Avoid June through September. This is typhoon season in Taiwan, peaking in August and September, with monthly rainfall in Taichung approaching 220 mm. The Central Mountain Range shields Taichung from the worst direct hits, but humidity, afternoon thunderstorms and saturated wooden steps make the steeper trails dangerously slippery. Summer highs reach 36°C.

Where to Base

Most visiting riders stay in central Taichung — around the West District for cafe culture and the National Taichung Theater, or near Taichung Park for budget options. Beitun District itself, closer to the trailheads, offers quieter guesthouses. The city has a deep cycling-industry footprint (Giant, Merida and dozens of OEM frame and component factories are headquartered in or near Taichung), so bike shops, parts and skilled mechanics are unusually accessible for an Asian destination.

Practicalities and Riding Culture

Mandarin is the primary language; English is widely understood in tourist-facing businesses but thin on the trail. Currency is the New Taiwan Dollar (TWD).
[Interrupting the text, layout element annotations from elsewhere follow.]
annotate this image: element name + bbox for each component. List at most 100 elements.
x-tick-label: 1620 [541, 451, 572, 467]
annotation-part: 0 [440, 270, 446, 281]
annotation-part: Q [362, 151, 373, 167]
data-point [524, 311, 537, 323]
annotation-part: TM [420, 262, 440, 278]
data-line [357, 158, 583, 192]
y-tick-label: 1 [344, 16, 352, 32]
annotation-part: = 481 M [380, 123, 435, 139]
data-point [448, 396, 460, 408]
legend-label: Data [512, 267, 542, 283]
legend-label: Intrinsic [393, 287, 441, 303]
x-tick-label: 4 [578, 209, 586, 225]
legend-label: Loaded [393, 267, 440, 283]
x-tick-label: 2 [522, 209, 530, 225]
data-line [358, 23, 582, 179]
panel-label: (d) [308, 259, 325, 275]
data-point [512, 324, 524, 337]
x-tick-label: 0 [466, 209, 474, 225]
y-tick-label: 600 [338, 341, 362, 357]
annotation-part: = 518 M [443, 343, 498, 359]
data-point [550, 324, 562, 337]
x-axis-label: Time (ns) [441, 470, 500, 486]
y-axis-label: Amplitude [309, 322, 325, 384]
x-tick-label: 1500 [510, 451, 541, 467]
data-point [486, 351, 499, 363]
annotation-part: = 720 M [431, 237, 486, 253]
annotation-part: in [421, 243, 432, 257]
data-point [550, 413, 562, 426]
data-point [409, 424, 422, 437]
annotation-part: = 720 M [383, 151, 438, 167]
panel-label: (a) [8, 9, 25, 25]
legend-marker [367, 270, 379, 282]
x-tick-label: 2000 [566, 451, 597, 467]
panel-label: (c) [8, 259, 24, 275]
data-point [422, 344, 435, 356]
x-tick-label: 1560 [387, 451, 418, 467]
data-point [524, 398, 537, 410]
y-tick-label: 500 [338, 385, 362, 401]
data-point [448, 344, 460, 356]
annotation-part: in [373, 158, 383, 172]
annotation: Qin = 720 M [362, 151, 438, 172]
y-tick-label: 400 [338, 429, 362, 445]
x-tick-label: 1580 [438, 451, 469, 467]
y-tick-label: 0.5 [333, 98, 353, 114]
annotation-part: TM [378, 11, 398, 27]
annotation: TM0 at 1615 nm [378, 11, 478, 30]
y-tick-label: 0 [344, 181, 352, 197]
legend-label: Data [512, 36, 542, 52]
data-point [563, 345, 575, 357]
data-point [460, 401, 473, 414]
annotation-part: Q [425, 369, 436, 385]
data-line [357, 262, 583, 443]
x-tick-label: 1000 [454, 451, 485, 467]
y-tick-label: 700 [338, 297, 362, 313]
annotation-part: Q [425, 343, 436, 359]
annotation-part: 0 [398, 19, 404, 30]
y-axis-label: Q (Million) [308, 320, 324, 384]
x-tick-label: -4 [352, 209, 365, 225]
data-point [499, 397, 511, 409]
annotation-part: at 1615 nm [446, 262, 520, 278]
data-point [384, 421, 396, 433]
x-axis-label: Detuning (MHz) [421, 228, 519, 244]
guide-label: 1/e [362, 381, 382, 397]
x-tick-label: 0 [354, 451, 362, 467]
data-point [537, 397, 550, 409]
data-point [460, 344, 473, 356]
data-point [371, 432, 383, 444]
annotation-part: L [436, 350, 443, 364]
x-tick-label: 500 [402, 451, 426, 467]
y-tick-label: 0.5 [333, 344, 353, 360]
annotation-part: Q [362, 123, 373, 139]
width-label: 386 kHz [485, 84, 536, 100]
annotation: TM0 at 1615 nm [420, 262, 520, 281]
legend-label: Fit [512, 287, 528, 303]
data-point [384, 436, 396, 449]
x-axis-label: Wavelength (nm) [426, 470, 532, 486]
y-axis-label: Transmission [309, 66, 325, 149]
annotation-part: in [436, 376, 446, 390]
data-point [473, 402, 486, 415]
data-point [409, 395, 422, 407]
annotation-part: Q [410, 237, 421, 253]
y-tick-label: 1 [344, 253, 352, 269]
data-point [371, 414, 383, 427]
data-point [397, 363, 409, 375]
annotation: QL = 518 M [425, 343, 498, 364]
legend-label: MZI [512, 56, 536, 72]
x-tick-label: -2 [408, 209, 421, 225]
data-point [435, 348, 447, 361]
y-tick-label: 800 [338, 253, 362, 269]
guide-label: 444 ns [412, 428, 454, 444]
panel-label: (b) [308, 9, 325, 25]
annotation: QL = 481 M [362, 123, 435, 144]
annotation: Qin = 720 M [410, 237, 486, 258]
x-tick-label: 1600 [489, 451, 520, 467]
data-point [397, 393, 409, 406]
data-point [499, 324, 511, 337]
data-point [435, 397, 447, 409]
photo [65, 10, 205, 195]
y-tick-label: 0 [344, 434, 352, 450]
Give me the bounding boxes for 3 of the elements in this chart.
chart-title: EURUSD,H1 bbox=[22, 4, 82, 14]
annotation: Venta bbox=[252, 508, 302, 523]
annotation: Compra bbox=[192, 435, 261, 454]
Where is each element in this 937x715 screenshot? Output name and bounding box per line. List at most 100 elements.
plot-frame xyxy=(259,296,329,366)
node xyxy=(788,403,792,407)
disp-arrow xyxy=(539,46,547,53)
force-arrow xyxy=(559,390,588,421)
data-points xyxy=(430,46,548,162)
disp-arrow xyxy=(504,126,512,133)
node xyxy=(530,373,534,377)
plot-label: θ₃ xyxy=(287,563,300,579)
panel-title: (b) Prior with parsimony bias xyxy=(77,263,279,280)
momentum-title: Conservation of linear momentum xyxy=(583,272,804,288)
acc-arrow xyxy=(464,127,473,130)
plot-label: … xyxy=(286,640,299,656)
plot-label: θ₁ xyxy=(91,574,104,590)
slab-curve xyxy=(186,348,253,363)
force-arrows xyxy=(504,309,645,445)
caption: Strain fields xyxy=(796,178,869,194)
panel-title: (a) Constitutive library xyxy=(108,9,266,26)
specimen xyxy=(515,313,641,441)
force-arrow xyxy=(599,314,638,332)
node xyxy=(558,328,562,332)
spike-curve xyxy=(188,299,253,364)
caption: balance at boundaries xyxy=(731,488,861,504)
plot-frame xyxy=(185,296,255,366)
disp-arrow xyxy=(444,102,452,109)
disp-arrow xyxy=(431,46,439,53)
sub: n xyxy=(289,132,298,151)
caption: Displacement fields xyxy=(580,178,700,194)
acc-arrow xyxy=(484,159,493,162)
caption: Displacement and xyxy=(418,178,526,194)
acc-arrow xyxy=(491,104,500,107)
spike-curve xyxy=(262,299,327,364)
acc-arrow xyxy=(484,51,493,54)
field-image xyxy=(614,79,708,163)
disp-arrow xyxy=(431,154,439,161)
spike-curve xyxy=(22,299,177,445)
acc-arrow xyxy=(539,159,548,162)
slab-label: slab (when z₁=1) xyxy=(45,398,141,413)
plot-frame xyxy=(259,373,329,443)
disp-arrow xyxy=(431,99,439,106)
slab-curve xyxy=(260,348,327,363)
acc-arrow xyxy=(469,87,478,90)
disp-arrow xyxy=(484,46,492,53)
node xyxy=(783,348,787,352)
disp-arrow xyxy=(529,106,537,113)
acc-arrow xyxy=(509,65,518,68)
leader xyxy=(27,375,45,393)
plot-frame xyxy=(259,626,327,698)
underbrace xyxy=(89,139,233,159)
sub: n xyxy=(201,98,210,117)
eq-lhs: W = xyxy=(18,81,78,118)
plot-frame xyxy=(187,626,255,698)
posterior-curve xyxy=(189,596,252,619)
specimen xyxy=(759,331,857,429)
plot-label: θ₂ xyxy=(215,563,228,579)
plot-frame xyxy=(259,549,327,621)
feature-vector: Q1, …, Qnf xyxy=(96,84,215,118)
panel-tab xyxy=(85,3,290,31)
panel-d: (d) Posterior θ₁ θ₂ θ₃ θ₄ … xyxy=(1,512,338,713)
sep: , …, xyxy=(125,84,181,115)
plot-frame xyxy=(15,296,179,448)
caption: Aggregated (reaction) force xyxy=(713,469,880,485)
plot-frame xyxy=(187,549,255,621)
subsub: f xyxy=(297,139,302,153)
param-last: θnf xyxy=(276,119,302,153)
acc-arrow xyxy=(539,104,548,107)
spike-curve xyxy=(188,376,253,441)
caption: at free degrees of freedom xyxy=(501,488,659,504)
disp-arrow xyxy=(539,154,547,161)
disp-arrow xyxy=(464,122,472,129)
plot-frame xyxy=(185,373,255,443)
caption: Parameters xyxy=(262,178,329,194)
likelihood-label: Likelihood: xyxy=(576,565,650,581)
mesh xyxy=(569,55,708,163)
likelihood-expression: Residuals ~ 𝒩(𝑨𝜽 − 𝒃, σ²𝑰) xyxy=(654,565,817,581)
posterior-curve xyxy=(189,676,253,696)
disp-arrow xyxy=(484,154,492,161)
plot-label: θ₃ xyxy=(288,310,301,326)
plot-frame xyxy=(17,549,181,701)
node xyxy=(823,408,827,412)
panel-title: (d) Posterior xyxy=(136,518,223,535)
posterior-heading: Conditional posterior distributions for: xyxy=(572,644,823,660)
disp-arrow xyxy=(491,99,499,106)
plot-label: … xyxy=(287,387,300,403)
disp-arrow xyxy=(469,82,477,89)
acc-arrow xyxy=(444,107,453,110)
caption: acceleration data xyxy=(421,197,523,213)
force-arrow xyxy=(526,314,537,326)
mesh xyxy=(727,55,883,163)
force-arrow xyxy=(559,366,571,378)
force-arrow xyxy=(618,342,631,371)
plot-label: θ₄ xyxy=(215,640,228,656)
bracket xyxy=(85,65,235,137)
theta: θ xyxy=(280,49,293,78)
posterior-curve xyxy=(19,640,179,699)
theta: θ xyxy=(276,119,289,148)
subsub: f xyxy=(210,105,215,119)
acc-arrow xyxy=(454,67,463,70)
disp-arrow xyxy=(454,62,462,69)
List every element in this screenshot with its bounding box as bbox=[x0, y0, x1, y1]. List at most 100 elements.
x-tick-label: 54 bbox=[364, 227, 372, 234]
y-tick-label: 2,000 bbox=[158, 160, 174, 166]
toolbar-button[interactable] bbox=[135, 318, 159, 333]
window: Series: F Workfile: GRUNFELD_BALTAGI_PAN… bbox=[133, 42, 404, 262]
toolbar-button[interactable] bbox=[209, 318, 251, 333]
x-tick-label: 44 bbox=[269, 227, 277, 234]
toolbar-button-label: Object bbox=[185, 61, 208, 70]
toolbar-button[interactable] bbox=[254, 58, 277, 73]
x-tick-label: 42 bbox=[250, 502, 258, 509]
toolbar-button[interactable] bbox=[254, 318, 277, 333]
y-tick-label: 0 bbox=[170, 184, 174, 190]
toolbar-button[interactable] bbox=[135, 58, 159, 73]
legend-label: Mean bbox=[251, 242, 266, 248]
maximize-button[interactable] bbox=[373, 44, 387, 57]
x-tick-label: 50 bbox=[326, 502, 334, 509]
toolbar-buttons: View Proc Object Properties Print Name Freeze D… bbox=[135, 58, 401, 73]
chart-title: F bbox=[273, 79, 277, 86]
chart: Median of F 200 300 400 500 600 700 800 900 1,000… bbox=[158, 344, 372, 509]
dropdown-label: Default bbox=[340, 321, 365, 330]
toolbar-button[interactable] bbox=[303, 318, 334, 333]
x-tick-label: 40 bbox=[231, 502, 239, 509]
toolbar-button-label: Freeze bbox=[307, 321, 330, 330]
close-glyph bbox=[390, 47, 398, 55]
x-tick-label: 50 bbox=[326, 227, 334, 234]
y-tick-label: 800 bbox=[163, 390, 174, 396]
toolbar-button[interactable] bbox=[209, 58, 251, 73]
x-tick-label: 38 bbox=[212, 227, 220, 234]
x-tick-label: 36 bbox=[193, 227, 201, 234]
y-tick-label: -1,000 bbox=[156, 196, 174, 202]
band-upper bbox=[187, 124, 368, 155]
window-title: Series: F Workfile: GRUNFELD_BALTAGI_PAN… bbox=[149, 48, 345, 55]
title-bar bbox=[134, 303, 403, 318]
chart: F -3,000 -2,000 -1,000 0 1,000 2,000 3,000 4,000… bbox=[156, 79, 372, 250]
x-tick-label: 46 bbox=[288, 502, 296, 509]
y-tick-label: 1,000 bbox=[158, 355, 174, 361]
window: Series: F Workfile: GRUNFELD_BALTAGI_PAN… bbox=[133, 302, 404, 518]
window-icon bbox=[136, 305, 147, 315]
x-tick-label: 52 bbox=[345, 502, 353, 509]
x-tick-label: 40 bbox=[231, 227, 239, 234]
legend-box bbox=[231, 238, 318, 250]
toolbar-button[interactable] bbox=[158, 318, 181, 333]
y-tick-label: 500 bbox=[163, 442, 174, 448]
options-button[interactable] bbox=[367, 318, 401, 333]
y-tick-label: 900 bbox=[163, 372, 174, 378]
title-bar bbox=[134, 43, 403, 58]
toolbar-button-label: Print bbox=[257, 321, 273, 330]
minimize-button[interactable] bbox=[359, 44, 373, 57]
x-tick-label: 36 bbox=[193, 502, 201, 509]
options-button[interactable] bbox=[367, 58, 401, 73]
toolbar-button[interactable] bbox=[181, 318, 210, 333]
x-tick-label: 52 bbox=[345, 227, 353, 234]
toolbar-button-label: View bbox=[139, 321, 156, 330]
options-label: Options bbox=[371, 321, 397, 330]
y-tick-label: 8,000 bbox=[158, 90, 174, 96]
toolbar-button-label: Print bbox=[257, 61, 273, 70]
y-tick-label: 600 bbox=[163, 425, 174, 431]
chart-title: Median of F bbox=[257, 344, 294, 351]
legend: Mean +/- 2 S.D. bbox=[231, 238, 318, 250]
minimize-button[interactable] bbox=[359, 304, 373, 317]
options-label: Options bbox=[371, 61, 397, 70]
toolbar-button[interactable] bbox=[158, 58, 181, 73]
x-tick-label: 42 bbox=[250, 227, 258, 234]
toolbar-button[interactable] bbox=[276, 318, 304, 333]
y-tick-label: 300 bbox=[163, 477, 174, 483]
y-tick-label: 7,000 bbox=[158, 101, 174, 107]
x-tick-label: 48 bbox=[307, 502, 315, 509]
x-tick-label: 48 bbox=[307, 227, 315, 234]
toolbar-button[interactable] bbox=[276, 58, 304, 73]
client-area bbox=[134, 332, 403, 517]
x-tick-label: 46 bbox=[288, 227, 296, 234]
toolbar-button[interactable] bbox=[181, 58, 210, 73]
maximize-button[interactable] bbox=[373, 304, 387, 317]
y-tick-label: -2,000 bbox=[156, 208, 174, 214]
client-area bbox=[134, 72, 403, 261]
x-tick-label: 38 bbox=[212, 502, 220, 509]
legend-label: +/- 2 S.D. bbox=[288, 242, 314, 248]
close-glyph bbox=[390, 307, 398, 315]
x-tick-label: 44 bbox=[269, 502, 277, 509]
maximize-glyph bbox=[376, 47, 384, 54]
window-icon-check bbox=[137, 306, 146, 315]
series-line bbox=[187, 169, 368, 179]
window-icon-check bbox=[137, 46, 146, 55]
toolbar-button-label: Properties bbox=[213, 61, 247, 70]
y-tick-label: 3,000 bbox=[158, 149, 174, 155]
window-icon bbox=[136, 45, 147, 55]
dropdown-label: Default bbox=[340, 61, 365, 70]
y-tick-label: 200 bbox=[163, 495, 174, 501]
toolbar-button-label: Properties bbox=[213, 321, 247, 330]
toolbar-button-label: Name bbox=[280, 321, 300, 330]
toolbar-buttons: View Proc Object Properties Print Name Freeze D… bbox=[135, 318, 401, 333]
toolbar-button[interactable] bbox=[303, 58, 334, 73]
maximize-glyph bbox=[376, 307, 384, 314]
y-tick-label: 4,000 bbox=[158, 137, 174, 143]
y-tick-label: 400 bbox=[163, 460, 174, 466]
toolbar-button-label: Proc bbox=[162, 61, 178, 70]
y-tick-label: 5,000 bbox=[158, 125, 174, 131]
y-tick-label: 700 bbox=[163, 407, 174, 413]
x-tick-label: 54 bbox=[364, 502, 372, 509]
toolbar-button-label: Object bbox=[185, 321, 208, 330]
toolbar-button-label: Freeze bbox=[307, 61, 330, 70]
EasyCard contactless cards cover metro, bus and many convenience-store purchases. Trail-sharing etiquette matters — the Dakeng network is hiker-first by design, with several segments off-limits to bikes, so verify the current map at the trailhead and yield generously.

Taichung is an emerging rather than established MTB destination. Infrastructure is thinner than the Alps, signage is bilingual but sometimes ambiguous, and the network rewards riders who can read a line, respect closures, and treat the trails as a living, shared resource rather than a sanctioned bike park.